Significant Accuracy Difference between Compiled and Eager Flex Attention

cora-codes commented 1 month ago

🐛 Describe the bug

I struggled a bit to get a repro, but I think this is in the realm of reasonable and identifies the behavior that causes my runs to diverge.

import torch
import torch.nn as nn
import torch.nn.attention.flex_attention

class Repro(nn.Module):
    def __init__(self):
        super().__init__()
        self.qkv_proj = nn.Linear(256, 256 * 3)
        self.n_head = 256 // 64
        self.d_attn = 256
        self.qkv_proj.weight.data.fill_(0.1)
        self.qkv_proj.bias.data.fill_(0.1)

    def forward(self, x):
        n_batch, n_ctx, _ = x.shape
        q, k, v = self.qkv_proj(x).split([self.d_attn, self.d_attn, self.d_attn], dim=2)
        q = q.reshape(n_batch, n_ctx, self.n_head, -1).transpose(1, 2)
        k = k.reshape(n_batch, n_ctx, self.n_head, -1).transpose(1, 2)
        v = v.reshape(n_batch, n_ctx, self.n_head, -1).transpose(1, 2)
        return torch.nn.attention.flex_attention.flex_attention(q, k, v)

torch.set_default_device("cuda")
torch.manual_seed(0)

model = Repro()

compiled_model = Repro()
compiled_model = torch.compile(compiled_model)

x = torch.randn((1, 512, 256), requires_grad=True)
x_compiled = x.clone().detach().requires_grad_(True)

out = model(x)
out_compiled = compiled_model(x_compiled)

out.sum().backward()
out_compiled.sum().backward()

weight_diff = torch.max(torch.abs(model.qkv_proj.weight.grad - compiled_model.qkv_proj.weight.grad)).item()
bias_diff = torch.max(torch.abs(model.qkv_proj.bias.grad - compiled_model.qkv_proj.bias.grad)).item()

print(f"Weight grad max abs diff: {weight_diff:.2e}")
print(f"Bias grad max abs diff: {bias_diff:.2e}")

The difference between the compiled and eager versions is:

Weight grad max abs diff: 1.37e+01
Bias grad max abs diff: 1.82e+01

This might not seem like a big deal (maybe the matrix initialization is just too big after all) but consider the contrast if you use torch.nn.functional.scaled_dot_product_attention (with the same initialization and precision)

Weight grad max abs diff: 0.00e+00
Bias grad max abs diff: 1.22e-04

cc @ezyang @gchanan @zou3519 @kadeng @msaroufim @chauhang @penguinwu @ydwu4 @bdhirsh @Chillee @drisspg @yanboliang @BoyuanFeng

Versions

'2.5.0.dev20240904+cu124'

cora-codes commented 1 month ago

Also, if you split up the qkv_proj parameter into query, key and value I've found the query and key gradient are incorrect while the value gradient error is still small

bdhirsh commented 1 month ago

1.37e+01 seems like a pretty big delta

bdhirsh commented 1 month ago

(cc @drisspg )

drisspg commented 1 month ago

Yeah me and @Chillee were looking at this and it seems that the large delta in fp32 is due to the use of tensor cores "by default" in FlexAttentions kernels.
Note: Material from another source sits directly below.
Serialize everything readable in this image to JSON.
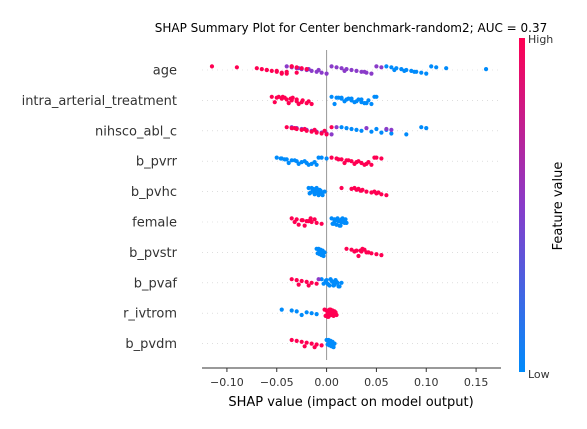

I have this PR to align usage: https://github.com/pytorch/pytorch/pull/135168

cora-codes commented 1 month ago

Yes, definitely seems like a FP32 issue.

I've found it exclusively happens in the backward pass - similar to issue #133431 (except I see no segfault)

cora-codes commented 1 month ago

Here is a notebook that precisely showcases an another (?) massive discrepancy between compiled and uncompiled flex attention when calculating gradients: https://drive.google.com/file/d/1d2xo02cOdqwmqiTT44LnWri_PqGcvjQx/view?usp=sharing (I've exported it as a PDF so you can see the odd looking error distribution). This time, I attempted to pinpoint why I believe the LSE gradient is incorrect as implemented in Triton side.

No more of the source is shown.